Widespread flex gap support will probably eliminate 95% of grid usage in my apps today: https://caniuse.com/flexbox-gap

And what a surprise, it's just Safari holding us back again. =_=

discuss

order

matthewmacleod|5 years ago

In fairness, this feature was only released in Chrome a couple of months ago, and has in the past week been merged into WebKit: https://trac.webkit.org/changeset/267829/webkit

ss3000|5 years ago

Fair enough, I guess both Chrome and Safari were holding us back until a few months ago haha.

Really ecstatic to see that it's going to be in Safari soon though! Thank you so much for sharing! Really made my day.
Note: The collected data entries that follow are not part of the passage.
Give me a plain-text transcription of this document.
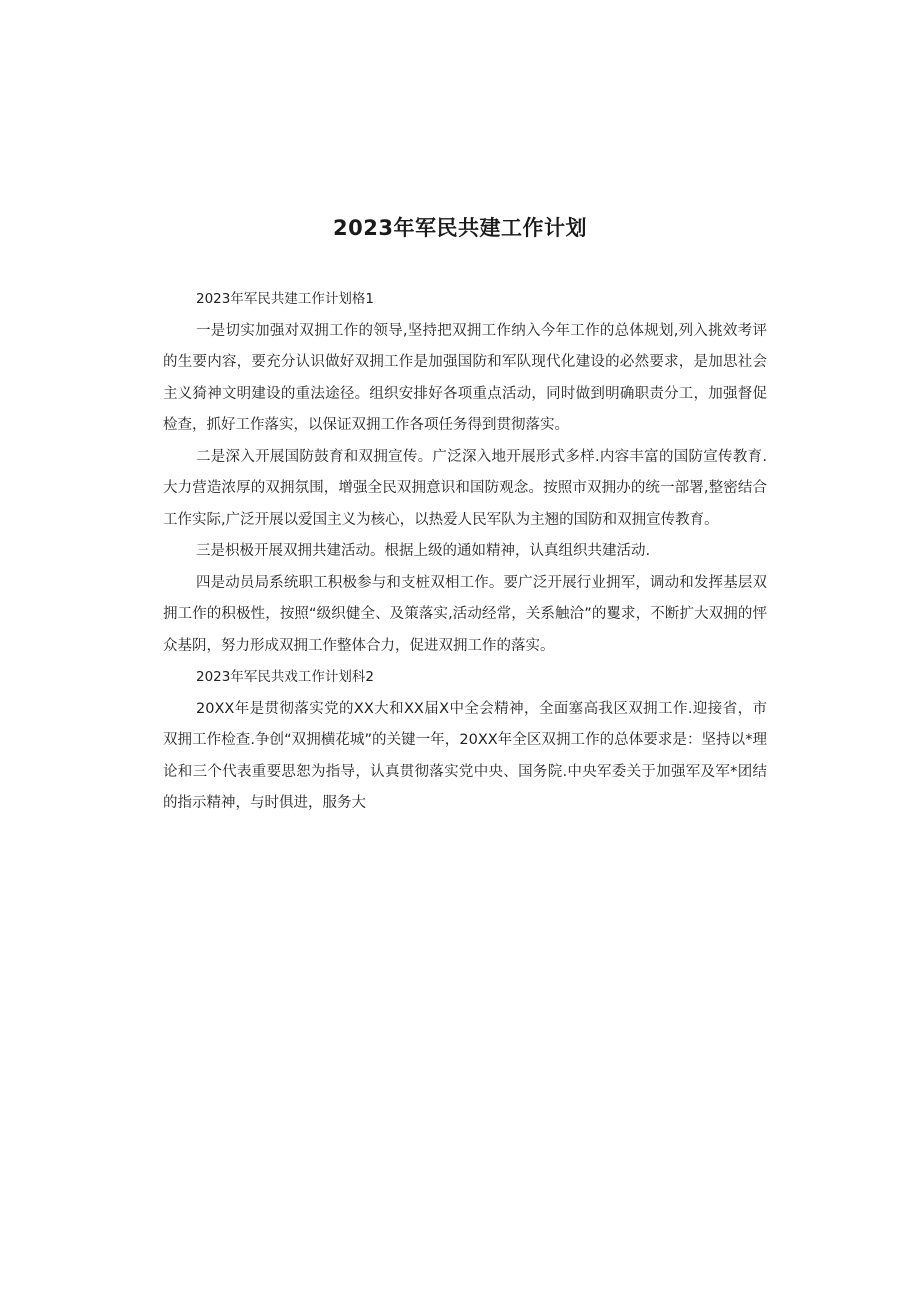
2023年军民共建工作计划

2023年军民共建工作计划格1

一是切实加强对双拥工作的领导,坚持把双拥工作纳入今年工作的总体规划,列入挑效考评的生要内容，要充分认识做好双拥工作是加强国防和军队现代化建设的必然要求，是加思社会主义猗神文明建设的重法途径。组织安排好各项重点活动，同时做到明确职责分工，加强督促检查，抓好工作落实，以保证双拥工作各项任务得到贯彻落实。

二是深入开展国防鼓育和双拥宣传。广泛深入地开展形式多样.内容丰富的国防宣传教育.大力营造浓厚的双拥氛围，增强全民双拥意识和国防观念。按照市双拥办的统一部署,整密结合工作实际,广泛开展以爱国主义为核心，以热爱人民军队为主翘的国防和双拥宣传教育。

三是枳极开展双拥共建活动。根据上级的通如精神，认真组织共建活动.

四是动员局系统职工积极参与和支桩双相工作。要广泛开展行业拥军，调动和发挥基层双拥工作的积极性，按照“级织健全、及策落实,活动经常，关系触洽”的矍求，不断扩大双拥的怦众基阴，努力形成双拥工作整体合力，促进双拥工作的落实。

2023年军民共戏工作计划科2

20XX年是贯彻落实党的XX大和XX届X中全会精神，全面塞高我区双拥工作.迎接省，市双拥工作检查.争创“双拥横花城”的关键一年，20XX年全区双拥工作的总体要求是：坚持以*理论和三个代表重要思恕为指导，认真贯彻落实党中央、国务院.中央军委关于加强军及军*团结的指示精神，与时俱进，服务大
This is why I love Hacker News.

desert_boi|5 years ago

Chrome got in in May finally...Firefox has had it for years. One thing I really missed in Chrome and Safari.

gkilmain|5 years ago

Awesome - didn't know this was a thing.

Dahoon|5 years ago

The new IE.

artificial|5 years ago

Wouldn’t that be Chrome? The ubiquity leads to lazy developers testing only on it. Maybe some fancy SVGs saying “Best viewed on Chrome!” To really rub it in :)

earthboundkid|5 years ago

You mean the common JS environment that doesn’t support fetch, Node?

russelg|5 years ago

Very disingenuous of you. IE was a trashfire because it refused to do anything in a standard way, meaning it had to be specially catered for. Safari is slow to follow the standards but at least its compliant. A engine that isn't Chrome is very essential for keeping the web open, especially since Firefox user share keeps going down.

ehnto|5 years ago

Firefox and Chrome still don't agree on how tables should work.